During my sunny morning stroll to the dining hall this morning, issuing Joey Bada$$’s upbeat and stylish album 1999 from my phone, I asked myself the question, “Why do I write so much about despair and darkness and so little about joy and light?” The immediate answer which popped into my head was that writing about despair was easy. I’m all too familiar with dark emotions and I know that my writing reflects that part of me. Still, shouldn’t I as a writer try to capture emotional experience fully in my work? Few characters, especially if they’re meant to be realistic, can pull off having only depressing and angry emotions. A character needs depth. Even one in a miserable situation should vary emotionally.
These thoughts of darkness were all very good, but the question remained, “Why is it so hard to put joy into my writing?” After some consideration I’ve come to a few possible answers. Perhaps there is a certain vulnerability that comes with expressing oneself joyfully. The academic or writer in a stereotypical sense is not that of a happy and joyous man, but of a serious and brooding philosopher. I, by this view, may have started to associate joy with a naivety. My dabbling in the dark may be a ploy to please the masses and earn acceptance for my craft.
Or perhaps the reason is that I do not question joy as I question despair. When I am sad or angry, I ask “Why am I sad? Why am I angry?” I comb through emotion and thought to reach at some hidden truth. When I am happy or blissful however, I am more likely simply to accept that emotion, to ride it with action and forgo thought and scrutiny. Thus my understanding of joy may be less complete than my understanding of despair.
Maybe my despair in writing is simply a reflection of the human condition. Perhaps humanity’s main focus in life is to overcome struggle, and so struggle takes the centerpiece in my human expression. Joy could simply be the minority in reality. Perhaps the dark writing is merely more accurate in its realism.
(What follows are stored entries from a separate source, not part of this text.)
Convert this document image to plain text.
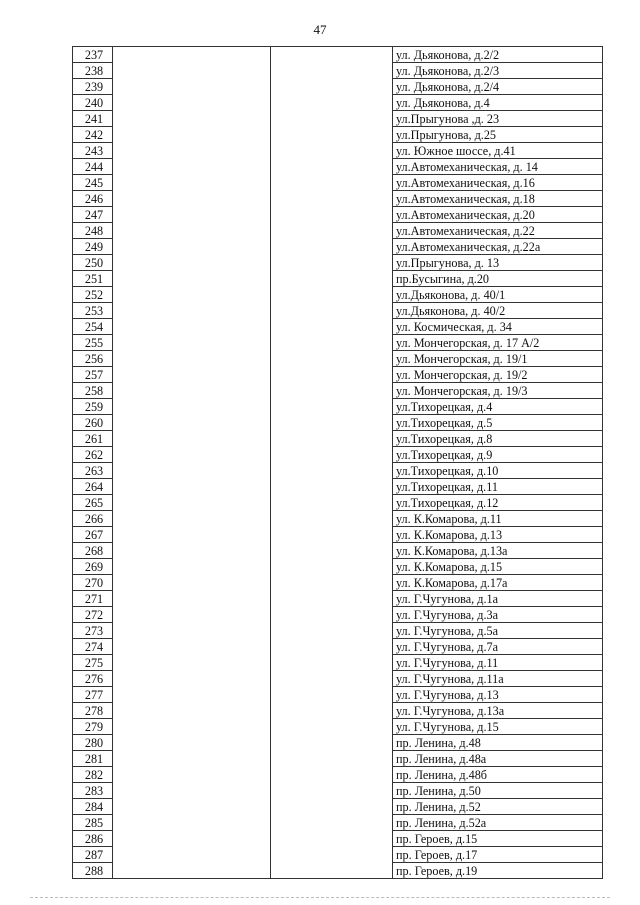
47
237			ул. Дьяконова, д.2/2
238			ул. Дьяконова, д.2/3
239			ул. Дьяконова, д.2/4
240			ул. Дьяконова, д.4
241			ул.Прыгунова ,д. 23
242			ул.Прыгунова, д.25
243			ул. Южное шоссе, д.41
244			ул.Автомеханическая, д. 14
245			ул.Автомеханическая, д.16
246			ул.Автомеханическая, д.18
247			ул.Автомеханическая, д.20
248			ул.Автомеханическая, д.22
249			ул.Автомеханическая, д.22а
250			ул.Прыгунова, д. 13
251			пр.Бусыгина, д.20
252			ул.Дьяконова, д. 40/1
253			ул.Дьяконова, д. 40/2
254			ул. Космическая, д. 34
255			ул. Мончегорская, д. 17 А/2
256			ул. Мончегорская, д. 19/1
257			ул. Мончегорская, д. 19/2
258			ул. Мончегорская, д. 19/3
259			ул.Тихорецкая, д.4
260			ул.Тихорецкая, д.5
261			ул.Тихорецкая, д.8
262			ул.Тихорецкая, д.9
263			ул.Тихорецкая, д.10
264			ул.Тихорецкая, д.11
265			ул.Тихорецкая, д.12
266			ул. К.Комарова, д.11
267			ул. К.Комарова, д.13
268			ул. К.Комарова, д.13а
269			ул. К.Комарова, д.15
270			ул. К.Комарова, д.17а
271			ул. Г.Чугунова, д.1а
272			ул. Г.Чугунова, д.3а
273			ул. Г.Чугунова, д.5а
274			ул. Г.Чугунова, д.7а
275			ул. Г.Чугунова, д.11
276			ул. Г.Чугунова, д.11а
277			ул. Г.Чугунова, д.13
278			ул. Г.Чугунова, д.13а
279			ул. Г.Чугунова, д.15
280			пр. Ленина, д.48
281			пр. Ленина, д.48а
282			пр. Ленина, д.48б
283			пр. Ленина, д.50
284			пр. Ленина, д.52
285			пр. Ленина, д.52а
286			пр. Героев, д.15
287			пр. Героев, д.17
288			пр. Героев, д.19
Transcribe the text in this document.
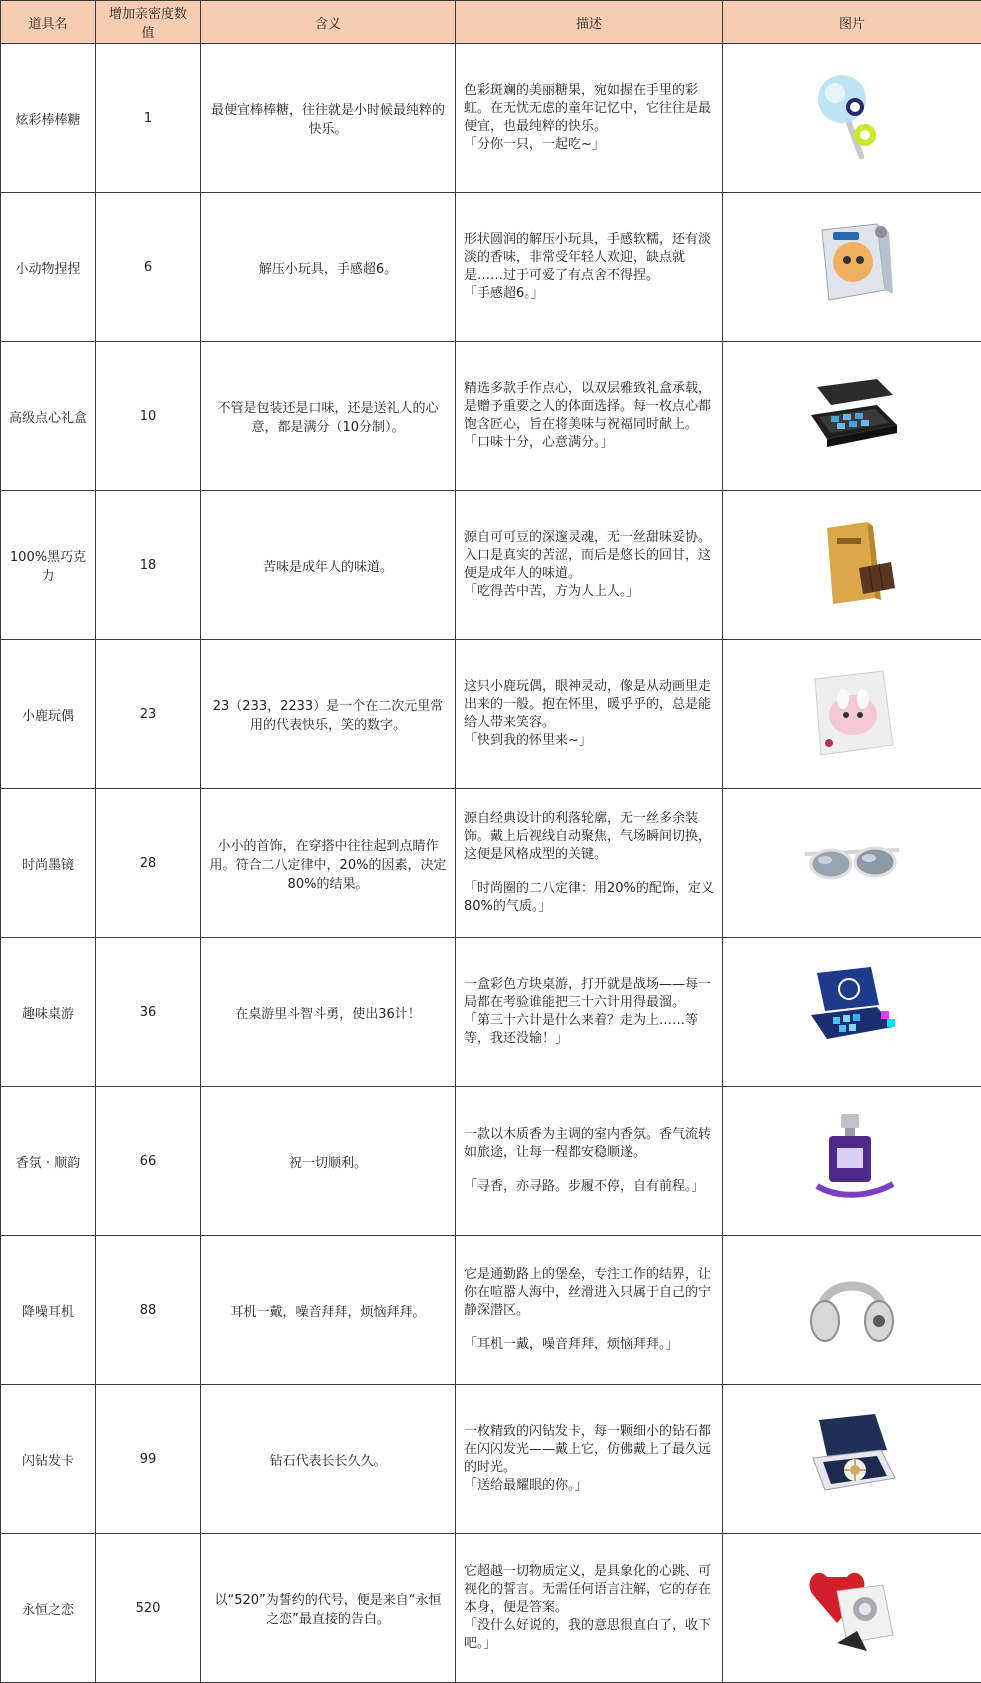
道具名	增加亲密度数值	含义	描述	图片
炫彩棒棒糖	1	最便宜棒棒糖，往往就是小时候最纯粹的快乐。	色彩斑斓的美丽糖果，宛如握在手里的彩虹。在无忧无虑的童年记忆中，它往往是最便宜，也最纯粹的快乐。
「分你一只，一起吃~」

小动物捏捏	6	解压小玩具，手感超6。	形状圆润的解压小玩具，手感软糯，还有淡淡的香味，非常受年轻人欢迎，缺点就是……过于可爱了有点舍不得捏。
「手感超6。」

高级点心礼盒	10	不管是包装还是口味，还是送礼人的心意，都是满分（10分制）。	精选多款手作点心，以双层雅致礼盒承载，是赠予重要之人的体面选择。每一枚点心都饱含匠心，旨在将美味与祝福同时献上。
「口味十分，心意满分。」

100%黑巧克力	18	苦味是成年人的味道。	源自可可豆的深邃灵魂，无一丝甜味妥协。入口是真实的苦涩，而后是悠长的回甘，这便是成年人的味道。
「吃得苦中苦，方为人上人。」

小鹿玩偶	23	23（233，2233）是一个在二次元里常用的代表快乐，笑的数字。	这只小鹿玩偶，眼神灵动，像是从动画里走出来的一般。抱在怀里，暖乎乎的，总是能给人带来笑容。
「快到我的怀里来~」

时尚墨镜	28	小小的首饰，在穿搭中往往起到点睛作用。符合二八定律中，20%的因素，决定80%的结果。	源自经典设计的利落轮廓，无一丝多余装饰。戴上后视线自动聚焦，气场瞬间切换，这便是风格成型的关键。
「时尚圈的二八定律：用20%的配饰，定义80%的气质。」

趣味桌游	36	在桌游里斗智斗勇，使出36计！	一盒彩色方块桌游，打开就是战场——每一局都在考验谁能把三十六计用得最溜。
「第三十六计是什么来着？走为上……等等，我还没输！」

香氛 · 顺韵	66	祝一切顺利。	一款以木质香为主调的室内香氛。香气流转如旅途，让每一程都安稳顺遂。
「寻香，亦寻路。步履不停，自有前程。」

降噪耳机	88	耳机一戴，噪音拜拜，烦恼拜拜。	它是通勤路上的堡垒，专注工作的结界，让你在喧嚣人海中，丝滑进入只属于自己的宁静深潜区。
「耳机一戴，噪音拜拜，烦恼拜拜。」

闪钻发卡	99	钻石代表长长久久。	一枚精致的闪钻发卡，每一颗细小的钻石都在闪闪发光——戴上它，仿佛戴上了最久远的时光。
「送给最耀眼的你。」

永恒之恋	520	以“520”为誓约的代号，便是来自“永恒之恋”最直接的告白。	它超越一切物质定义，是具象化的心跳、可视化的誓言。无需任何语言注解，它的存在本身，便是答案。
「没什么好说的，我的意思很直白了，收下吧。」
Although the sadness in my writing could simply reflect my artistic preference. Maybe I am personally moved by darkness in a way I am not by joy. Is it even important for my writing to reflect something realistic? If it is beautiful with melancholy alone, what need do I have for joy in my writing? But that is a poor excuse. Why should I forfeit express one beauty alone. Writing many different beauties (and wretchednesses) creates story with depth.
These thoughts now buzz around in head as I write this at 1 AM, perched at my dorm room desk, and continuing in this line of questioning greatly appeals to me. Still, I need sleep, and sleep will surely bring me more questions. I will come back to this another time and more fully develop my thoughts into an essay. For now, enjoy some mind food my lovely readers. Good night!